C’est toute la perversité des règles antidopage, et il s’agit d’un véritable scandale, dont toute la corporation est témoin. Et le paradoxe en la matière, c’est de constater que ce sont les règles antidopage qui incitent les sportifs à se doper, avec des garanties d’impunité. L’incitation au dopage étant un délit pénal en France, le temps est peut-être venu de poursuivre en justice de ce chef les hauts dirigeants de l’UCI responsables d’avoir édicté de telles règles.

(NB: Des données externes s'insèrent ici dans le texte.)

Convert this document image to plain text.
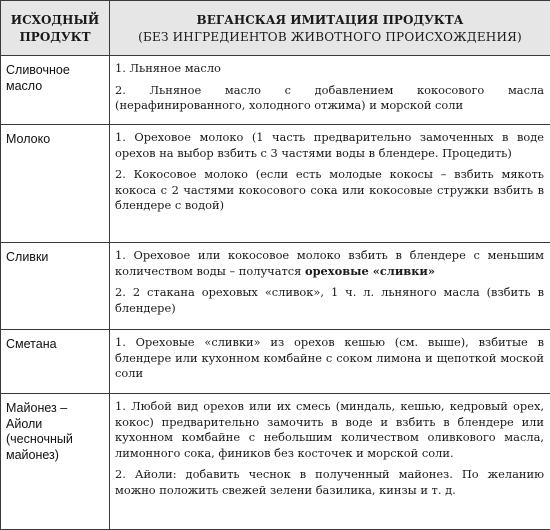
ИСХОДНЫЙ ПРОДУКТ	ВЕГАНСКАЯ ИМИТАЦИЯ ПРОДУКТА
(БЕЗ ИНГРЕДИЕНТОВ ЖИВОТНОГО ПРОИСХОЖДЕНИЯ)

Сливочное масло	1. Льняное масло

2. Льняное масло с добавлением кокосового масла (нерафинированного, холодного отжима) и морской соли

Молоко	1. Ореховое молоко (1 часть предварительно замоченных в воде орехов на выбор взбить с 3 частями воды в блендере. Процедить)

2. Кокосовое молоко (если есть молодые кокосы – взбить мякоть кокоса с 2 частями кокосового сока или кокосовые стружки взбить в блендере с водой)

Сливки	1. Ореховое или кокосовое молоко взбить в блендере с меньшим количеством воды – получатся ореховые «сливки»

2. 2 стакана ореховых «сливок», 1 ч. л. льняного масла (взбить в блендере)

Сметана	1. Ореховые «сливки» из орехов кешью (см. выше), взбитые в блендере или кухонном комбайне с соком лимона и щепоткой моской соли

Майонез – Айоли (чесночный майонез)	1. Любой вид орехов или их смесь (миндаль, кешью, кедровый орех, кокос) предварительно замочить в воде и взбить в блендере или кухонном комбайне с небольшим количеством оливкового масла, лимонного сока, фиников без косточек и морской соли.

2. Айоли: добавить чеснок в полученный майонез. По желанию можно положить свежей зелени базилика, кинзы и т. д.
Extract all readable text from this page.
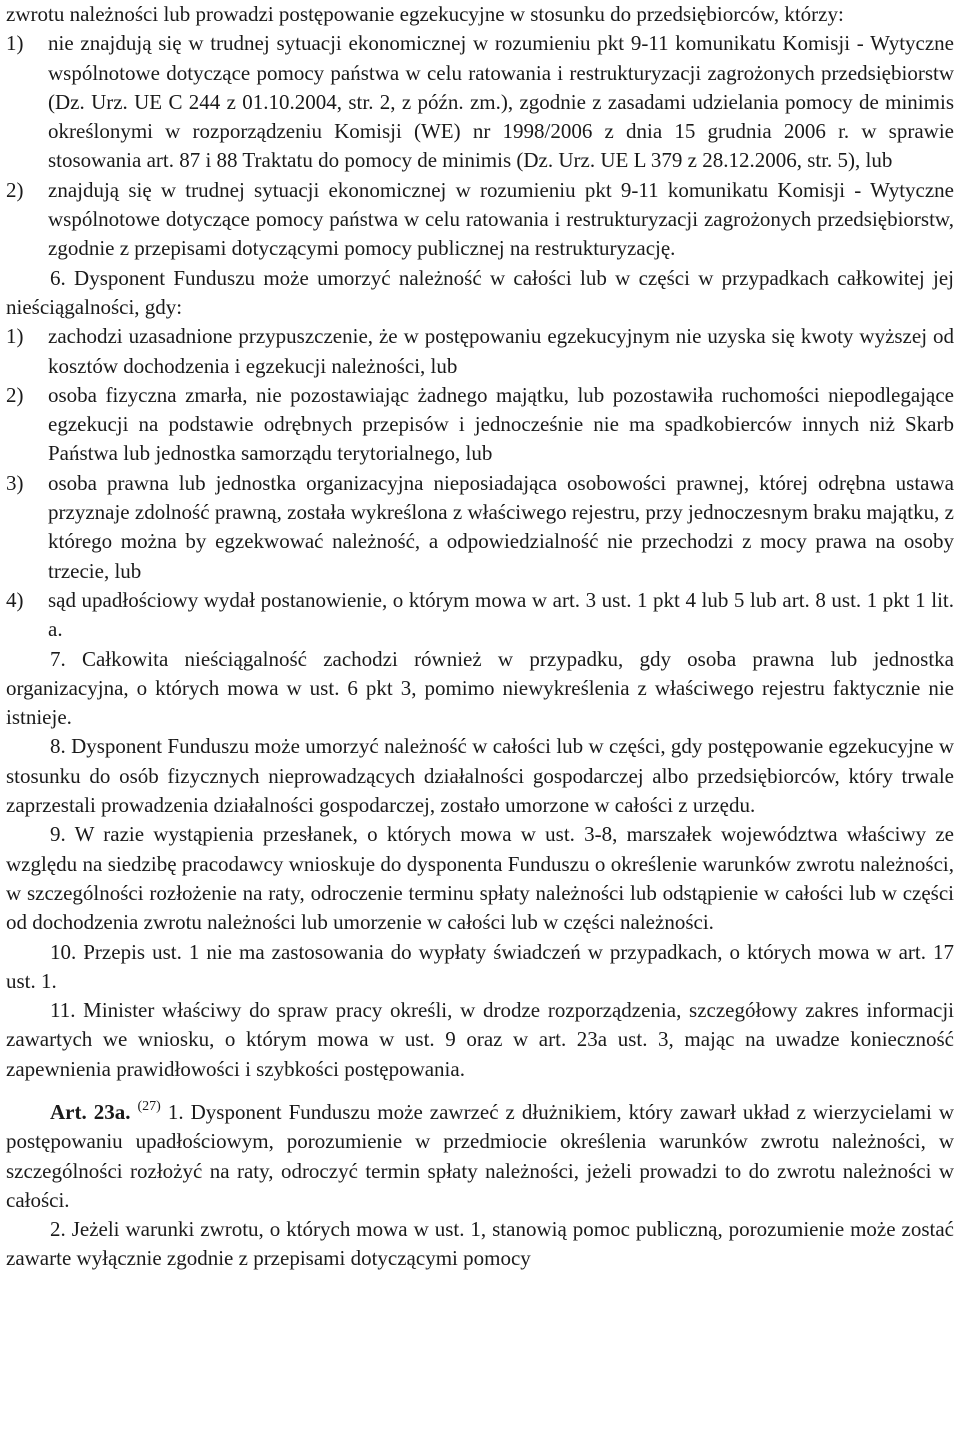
zwrotu należności lub prowadzi postępowanie egzekucyjne w stosunku do przedsiębiorców, którzy:

1) nie znajdują się w trudnej sytuacji ekonomicznej w rozumieniu pkt 9-11 komunikatu Komisji - Wytyczne wspólnotowe dotyczące pomocy państwa w celu ratowania i restrukturyzacji zagrożonych przedsiębiorstw (Dz. Urz. UE C 244 z 01.10.2004, str. 2, z późn. zm.), zgodnie z zasadami udzielania pomocy de minimis określonymi w rozporządzeniu Komisji (WE) nr 1998/2006 z dnia 15 grudnia 2006 r. w sprawie stosowania art. 87 i 88 Traktatu do pomocy de minimis (Dz. Urz. UE L 379 z 28.12.2006, str. 5), lub

2) znajdują się w trudnej sytuacji ekonomicznej w rozumieniu pkt 9-11 komunikatu Komisji - Wytyczne wspólnotowe dotyczące pomocy państwa w celu ratowania i restrukturyzacji zagrożonych przedsiębiorstw, zgodnie z przepisami dotyczącymi pomocy publicznej na restrukturyzację.

6. Dysponent Funduszu może umorzyć należność w całości lub w części w przypadkach całkowitej jej nieściągalności, gdy:

1) zachodzi uzasadnione przypuszczenie, że w postępowaniu egzekucyjnym nie uzyska się kwoty wyższej od kosztów dochodzenia i egzekucji należności, lub

2) osoba fizyczna zmarła, nie pozostawiając żadnego majątku, lub pozostawiła ruchomości niepodlegające egzekucji na podstawie odrębnych przepisów i jednocześnie nie ma spadkobierców innych niż Skarb Państwa lub jednostka samorządu terytorialnego, lub

3) osoba prawna lub jednostka organizacyjna nieposiadająca osobowości prawnej, której odrębna ustawa przyznaje zdolność prawną, została wykreślona z właściwego rejestru, przy jednoczesnym braku majątku, z którego można by egzekwować należność, a odpowiedzialność nie przechodzi z mocy prawa na osoby trzecie, lub

4) sąd upadłościowy wydał postanowienie, o którym mowa w art. 3 ust. 1 pkt 4 lub 5 lub art. 8 ust. 1 pkt 1 lit. a.

7. Całkowita nieściągalność zachodzi również w przypadku, gdy osoba prawna lub jednostka organizacyjna, o których mowa w ust. 6 pkt 3, pomimo niewykreślenia z właściwego rejestru faktycznie nie istnieje.

8. Dysponent Funduszu może umorzyć należność w całości lub w części, gdy postępowanie egzekucyjne w stosunku do osób fizycznych nieprowadzących działalności gospodarczej albo przedsiębiorców, który trwale zaprzestali prowadzenia działalności gospodarczej, zostało umorzone w całości z urzędu.

9. W razie wystąpienia przesłanek, o których mowa w ust. 3-8, marszałek województwa właściwy ze względu na siedzibę pracodawcy wnioskuje do dysponenta Funduszu o określenie warunków zwrotu należności, w szczególności rozłożenie na raty, odroczenie terminu spłaty należności lub odstąpienie w całości lub w części od dochodzenia zwrotu należności lub umorzenie w całości lub w części należności.

10. Przepis ust. 1 nie ma zastosowania do wypłaty świadczeń w przypadkach, o których mowa w art. 17 ust. 1.

11. Minister właściwy do spraw pracy określi, w drodze rozporządzenia, szczegółowy zakres informacji zawartych we wniosku, o którym mowa w ust. 9 oraz w art. 23a ust. 3, mając na uwadze konieczność zapewnienia prawidłowości i szybkości postępowania.

Art. 23a. $^{(27)}$ 1. Dysponent Funduszu może zawrzeć z dłużnikiem, który zawarł układ z wierzycielami w postępowaniu upadłościowym, porozumienie w przedmiocie określenia warunków zwrotu należności, w szczególności rozłożyć na raty, odroczyć termin spłaty należności, jeżeli prowadzi to do zwrotu należności w całości.

2. Jeżeli warunki zwrotu, o których mowa w ust. 1, stanowią pomoc publiczną, porozumienie może zostać zawarte wyłącznie zgodnie z przepisami dotyczącymi pomocy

Et si les laboratoires pharmaceutiques tout puissants intervenaient dans la lutte antidopage ? À ce titre, il convient d’observer que le laboratoire AMGEN a pu accumuler une immense fortune grâce à la commercialisation de l’EPO (volontairement indécelable durant 12 ans). Puis surtout, dès que cette 1ère molécule a été identifiée (après l'affaire FESTINA), en fabriquant sans cesse de nouvelles molécules (dites de 2ème, puis 3ème génération ...), échappant à chaque fois aux contrôles antidopage.

Il faut en déduire, sans risque d'être contredit, que certains laboratoires se sont spécialisés dans la recherche et la fabrication de produits dopants indécelables. En étant parfaitement conscients que la clientèle exclusive des sportifs, qu'ils visaient, représentait un colossal marché. À l'échelle de la planète.

 

Il convient de préciser qu’il importe peu que l’EPO soit détectable ou indétectable pour les insuffisants rénaux auxquels, à l’origine, l’EPO était destinée.

 

Le laboratoire AMGEM s’avère être depuis plus de 10 ans le sponsor du TOUR de CALIFORNIE, inscrit au calendrier de l’UCI ... !!!

De quoi vraiment s'interroger sur les curieuses relations entre les instances qui gouvernent la lutte antidopage et de tels laboratoires.

CASH INVESTIGATION aurait peut-être pu s'inspirer de ces énormes enjeux économiques (et bien d'autres pratiques similaires), qui échappent au Grand Public, pour nourrir un vrai sujet sur le dopage.

Pour enfin traiter le fléau du dopage à l’échelle des multinationales, et non à celle d’un simple particulier, il aurait été plus judicieux que CASH INVESTIGATION propose à Bernard SAINZ une fonction de consultant, plutôt que de l’avoir octroyée à Antoine VAYER.